Kirklees Council and ITS (UK) member Dynniq UK have won the award for best paper at this year’s JCT Traffic Signals Symposium.
With Air Quality gradually worsening and no viable solutions, Dynniq seek to solve the problem by taking a different seat in Air Quality Management (AQM), having recognised that Air Quality is simply a symptom and not the cause. Typically local authorities are using Air Quality monitors to influence signals, which is simply treating the symptoms.
The company says it uses a bespoke software solution, Virtual Emissions Monitor (VEM), to accurately identify causes through the measurement of vehicle emissions without the need of additional infrastructure. Kirklees County Council adopted the system to determine the effect of Adaptive Signal Control on emissions and the economic impact.

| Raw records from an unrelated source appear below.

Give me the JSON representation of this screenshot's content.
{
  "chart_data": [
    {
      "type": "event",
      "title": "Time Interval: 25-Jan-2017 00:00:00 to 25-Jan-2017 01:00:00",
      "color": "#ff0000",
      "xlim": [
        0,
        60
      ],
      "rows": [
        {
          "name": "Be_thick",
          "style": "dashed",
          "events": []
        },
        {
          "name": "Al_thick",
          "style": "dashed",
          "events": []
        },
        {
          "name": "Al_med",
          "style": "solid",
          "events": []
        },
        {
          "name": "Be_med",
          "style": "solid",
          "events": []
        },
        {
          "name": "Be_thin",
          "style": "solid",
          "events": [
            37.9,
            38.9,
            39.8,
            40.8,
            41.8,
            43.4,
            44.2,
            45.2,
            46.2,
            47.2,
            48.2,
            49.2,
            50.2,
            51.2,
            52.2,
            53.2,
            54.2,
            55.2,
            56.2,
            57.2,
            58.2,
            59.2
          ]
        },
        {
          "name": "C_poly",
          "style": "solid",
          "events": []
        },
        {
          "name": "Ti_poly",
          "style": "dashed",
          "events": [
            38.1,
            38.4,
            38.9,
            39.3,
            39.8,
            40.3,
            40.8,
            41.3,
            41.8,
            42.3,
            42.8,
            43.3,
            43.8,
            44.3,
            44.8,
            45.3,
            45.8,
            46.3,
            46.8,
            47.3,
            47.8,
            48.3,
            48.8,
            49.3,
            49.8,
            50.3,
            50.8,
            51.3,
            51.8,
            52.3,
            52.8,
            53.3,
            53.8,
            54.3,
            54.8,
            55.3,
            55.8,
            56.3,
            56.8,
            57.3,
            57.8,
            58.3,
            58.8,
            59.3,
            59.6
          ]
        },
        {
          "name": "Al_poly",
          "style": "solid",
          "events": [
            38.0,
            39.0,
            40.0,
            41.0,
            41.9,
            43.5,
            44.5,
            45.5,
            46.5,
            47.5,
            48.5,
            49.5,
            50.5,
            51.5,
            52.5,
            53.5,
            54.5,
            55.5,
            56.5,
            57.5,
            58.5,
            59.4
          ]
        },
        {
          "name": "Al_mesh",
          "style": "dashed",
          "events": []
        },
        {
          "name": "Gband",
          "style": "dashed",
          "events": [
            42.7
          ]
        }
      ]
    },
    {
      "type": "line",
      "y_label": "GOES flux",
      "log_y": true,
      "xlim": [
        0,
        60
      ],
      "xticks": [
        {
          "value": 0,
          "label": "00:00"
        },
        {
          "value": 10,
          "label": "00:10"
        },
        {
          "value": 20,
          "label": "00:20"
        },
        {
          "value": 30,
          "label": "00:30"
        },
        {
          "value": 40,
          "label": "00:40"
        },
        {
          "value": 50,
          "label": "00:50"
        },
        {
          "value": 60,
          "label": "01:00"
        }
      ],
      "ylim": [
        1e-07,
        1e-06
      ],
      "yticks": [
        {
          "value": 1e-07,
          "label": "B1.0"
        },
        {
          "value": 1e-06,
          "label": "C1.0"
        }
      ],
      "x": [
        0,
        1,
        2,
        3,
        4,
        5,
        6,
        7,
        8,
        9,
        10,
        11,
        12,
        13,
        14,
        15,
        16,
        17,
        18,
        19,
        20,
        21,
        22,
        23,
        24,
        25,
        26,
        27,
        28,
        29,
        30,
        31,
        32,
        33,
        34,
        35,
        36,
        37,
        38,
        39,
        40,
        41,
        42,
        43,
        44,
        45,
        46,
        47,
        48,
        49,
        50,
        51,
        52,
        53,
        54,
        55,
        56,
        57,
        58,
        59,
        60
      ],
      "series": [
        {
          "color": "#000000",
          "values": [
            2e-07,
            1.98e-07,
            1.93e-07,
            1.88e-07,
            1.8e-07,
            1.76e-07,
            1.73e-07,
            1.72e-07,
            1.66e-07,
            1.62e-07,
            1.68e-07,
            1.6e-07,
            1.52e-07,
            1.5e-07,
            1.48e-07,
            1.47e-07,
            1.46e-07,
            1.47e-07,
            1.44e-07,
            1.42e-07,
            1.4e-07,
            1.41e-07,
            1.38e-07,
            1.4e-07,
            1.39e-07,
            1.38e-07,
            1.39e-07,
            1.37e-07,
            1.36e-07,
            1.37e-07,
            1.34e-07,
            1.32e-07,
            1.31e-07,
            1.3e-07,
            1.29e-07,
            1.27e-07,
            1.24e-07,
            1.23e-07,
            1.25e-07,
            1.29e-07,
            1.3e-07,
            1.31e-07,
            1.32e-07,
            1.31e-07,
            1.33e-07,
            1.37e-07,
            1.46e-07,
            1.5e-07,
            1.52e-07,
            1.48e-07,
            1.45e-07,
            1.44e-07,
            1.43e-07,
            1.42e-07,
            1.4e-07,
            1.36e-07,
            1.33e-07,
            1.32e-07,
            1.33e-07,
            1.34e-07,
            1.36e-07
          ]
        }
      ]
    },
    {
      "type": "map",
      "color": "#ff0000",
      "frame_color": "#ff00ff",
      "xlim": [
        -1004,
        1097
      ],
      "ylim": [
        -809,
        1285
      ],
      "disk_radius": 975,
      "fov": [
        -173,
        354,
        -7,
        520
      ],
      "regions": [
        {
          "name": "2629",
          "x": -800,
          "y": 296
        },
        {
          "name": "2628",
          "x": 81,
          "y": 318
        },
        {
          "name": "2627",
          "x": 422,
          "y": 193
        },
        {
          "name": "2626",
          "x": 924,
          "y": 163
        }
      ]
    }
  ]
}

Dave Caborn, UTC Manager at Kirklees Council, who delivered the paper at the JCT Symposium commented, “Kirklees Council are proactively looking to improve the lives and health of its citizens by providing reliable journey times and improving Air Quality. The VEM trial proves that this can be achieved and although it is not the final solution it now gives us a cost effective means of moving forward to find that solution and achieving our aims.”
The initial project work showed a 31% reduction in emissions when SCOOT was used over fixed time signals. The real benefit of having the VEM however, is that it is able to continually capture and report the Virtual Emissions Data, meaning any subsequent changes made, or fine tuning of the control strategies or SCOOT plans can be immediately observed and verified.